Part of the appeal for these cyberattacks on SMBs is that SMBs retain a wealth of confidential information from medical records to bank accounts, all of which cybercriminals can either sell or hold for ransom. The initial cost of a ransomware attack can be crippling, not to mention the additional fines SMB companies may be subject to if confidentiality laws are breached. Add to that the loss of customer trust that many SMBs rely on to compete with larger companies, and you get a clearer picture of how devastating an attack can be.
A criminal enterprise with extortionate returns
Ransomware is favoured by many hackers because it is quick to deploy and offers lucrative returns. Commonly, criminals gain access to high value data and encrypt it so that it cannot be accessed without an unlock code, which is offered in exchange for cash, lots of cash. In 2021 it was reported that ransomware attacks globally resulted in businesses handing over more than $49 million.
However, it’s key to remember, we are dealing with criminals and there is no guarantee that once the ransom has been paid that your data will be unlocked. Some may even try to raise the stakes by launching a double or triple extortion attack, where they leak some data to increase the pressure and demand more money from individuals or organisations.
As threat levels increase in frequency and sophistication, how can SMBs increase their cyber resilience to prevent a ransomware attack? Here are three key steps that could make a big difference:
Step 1: Patch regularly and keep IT equipment up to date
It may sound simple but keeping on top of the latest software and security patches could prove invaluable when it comes to protecting your organisation against any potential cyber threats. This is especially true when you consider a recent survey found that 80% of all BYOD in a company are not managed.
Applying updates for tablets, smartphones, laptops and PCs as soon as they are available is one of the most important steps you can take to improve security. Ensuring operating systems, software programmes, phones and apps are set to ‘automatically update’ prevents gaps in your security posture.
Step 2: Control the use of USB sticks and external hard drives
SMBs expect 40% of employees to continue working remotely for at least part of the week. Ensuring their security is managed correctly should be your highest priority. For example, we’ve all been tempted to transfer files between colleagues or organisations using an external memory stick or USB drive, but it only takes one unsecure device to compromise an entire network.
When these sticks and drives are openly shared, it becomes increasingly difficult to track the files they contain. On top of this how do you know who has used the device previously and where it has come from?

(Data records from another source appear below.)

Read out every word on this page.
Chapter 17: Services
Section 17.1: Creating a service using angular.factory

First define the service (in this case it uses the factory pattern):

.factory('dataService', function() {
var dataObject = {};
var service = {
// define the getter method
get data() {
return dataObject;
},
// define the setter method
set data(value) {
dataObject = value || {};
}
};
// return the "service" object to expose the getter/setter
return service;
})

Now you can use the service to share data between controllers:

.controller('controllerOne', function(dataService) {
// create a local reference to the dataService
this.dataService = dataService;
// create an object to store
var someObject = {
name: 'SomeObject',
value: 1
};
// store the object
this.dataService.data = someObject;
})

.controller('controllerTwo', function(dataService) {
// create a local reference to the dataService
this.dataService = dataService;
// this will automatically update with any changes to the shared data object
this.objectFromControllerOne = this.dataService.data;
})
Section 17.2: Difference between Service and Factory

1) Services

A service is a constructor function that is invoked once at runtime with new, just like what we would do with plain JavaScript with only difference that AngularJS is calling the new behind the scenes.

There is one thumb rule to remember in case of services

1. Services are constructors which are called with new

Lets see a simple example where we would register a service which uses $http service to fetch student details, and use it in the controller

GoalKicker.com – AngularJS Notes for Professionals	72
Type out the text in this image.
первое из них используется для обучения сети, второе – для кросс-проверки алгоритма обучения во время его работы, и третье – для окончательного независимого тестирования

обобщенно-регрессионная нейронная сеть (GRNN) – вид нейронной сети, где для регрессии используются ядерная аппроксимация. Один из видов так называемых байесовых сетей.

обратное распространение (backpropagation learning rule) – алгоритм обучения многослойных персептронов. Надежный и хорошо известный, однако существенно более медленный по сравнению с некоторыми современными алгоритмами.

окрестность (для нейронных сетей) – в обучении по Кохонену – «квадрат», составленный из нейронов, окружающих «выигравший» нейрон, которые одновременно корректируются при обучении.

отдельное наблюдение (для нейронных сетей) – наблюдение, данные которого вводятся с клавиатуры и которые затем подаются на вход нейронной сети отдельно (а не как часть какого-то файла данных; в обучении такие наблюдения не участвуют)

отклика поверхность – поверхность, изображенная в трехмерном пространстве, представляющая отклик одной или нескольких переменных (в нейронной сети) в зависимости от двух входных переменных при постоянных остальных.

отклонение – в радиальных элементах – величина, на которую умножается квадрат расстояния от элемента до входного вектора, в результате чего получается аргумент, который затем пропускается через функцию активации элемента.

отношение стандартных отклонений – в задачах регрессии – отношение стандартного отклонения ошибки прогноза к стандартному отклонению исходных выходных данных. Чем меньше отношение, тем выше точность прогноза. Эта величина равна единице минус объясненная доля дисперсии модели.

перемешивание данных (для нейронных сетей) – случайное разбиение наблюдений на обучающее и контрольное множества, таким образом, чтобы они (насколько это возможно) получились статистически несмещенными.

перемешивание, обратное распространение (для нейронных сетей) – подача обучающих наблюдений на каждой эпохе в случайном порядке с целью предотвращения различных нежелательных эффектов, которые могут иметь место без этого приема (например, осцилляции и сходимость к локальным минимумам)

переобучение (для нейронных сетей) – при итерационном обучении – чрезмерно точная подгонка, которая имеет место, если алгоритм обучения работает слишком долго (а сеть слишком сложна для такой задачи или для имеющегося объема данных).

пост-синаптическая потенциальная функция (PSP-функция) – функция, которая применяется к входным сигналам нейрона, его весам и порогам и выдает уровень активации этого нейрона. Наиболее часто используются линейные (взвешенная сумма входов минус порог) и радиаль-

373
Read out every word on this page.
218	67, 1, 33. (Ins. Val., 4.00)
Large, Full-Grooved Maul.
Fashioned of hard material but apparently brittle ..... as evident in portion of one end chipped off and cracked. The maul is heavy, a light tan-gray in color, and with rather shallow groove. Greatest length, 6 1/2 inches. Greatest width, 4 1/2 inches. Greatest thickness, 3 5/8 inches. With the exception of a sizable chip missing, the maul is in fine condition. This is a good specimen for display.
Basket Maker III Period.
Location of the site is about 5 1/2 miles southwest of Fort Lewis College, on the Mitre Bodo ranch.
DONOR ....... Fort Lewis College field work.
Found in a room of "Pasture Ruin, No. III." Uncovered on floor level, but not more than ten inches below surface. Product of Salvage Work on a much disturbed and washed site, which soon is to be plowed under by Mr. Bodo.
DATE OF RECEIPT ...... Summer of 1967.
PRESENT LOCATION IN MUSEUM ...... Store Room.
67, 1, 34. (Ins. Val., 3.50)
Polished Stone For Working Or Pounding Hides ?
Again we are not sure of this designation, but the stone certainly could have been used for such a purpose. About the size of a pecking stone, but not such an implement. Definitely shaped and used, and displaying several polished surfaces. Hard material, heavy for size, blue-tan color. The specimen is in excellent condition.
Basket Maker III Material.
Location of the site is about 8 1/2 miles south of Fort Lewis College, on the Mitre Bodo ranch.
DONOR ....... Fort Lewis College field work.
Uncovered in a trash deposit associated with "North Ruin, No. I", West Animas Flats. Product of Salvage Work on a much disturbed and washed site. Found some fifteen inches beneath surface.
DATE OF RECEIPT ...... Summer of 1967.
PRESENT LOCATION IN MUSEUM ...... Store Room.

Using endpoint protection tools, blocking access to physical ports and only allowing the use of approved sticks or memory cards can all reduce the likelihood of a breach.
Step 3: Don’t backup data to your main server
Often companies are lulled into a false sense of security because they have a back-up somewhere, but in many cases, they are saved on the same server as all of their other data, meaning it will all become available during an attack.
Instead, organisations should identify essential data that your business cannot function without and have a completely isolated, off-site network backup so when they are recovering from a ransomware attack, employees can access key files that allow them to continue with day-to-day operations.
Prepare for change
Ransomware is a growing problem and is showing no signs of slowing down. As a result, SMBs need to act now before an attack occurs. Your cybersecurity strategy isn’t a one-off project, it needs to be agile so that it can adapt as the threat landscape changes.
The methods hackers use are constantly evolving and as such your business needs to be prepared to change your approach at the same rate. It is essential that this becomes a priority for every SMB because any delays can result in a devastating outcome.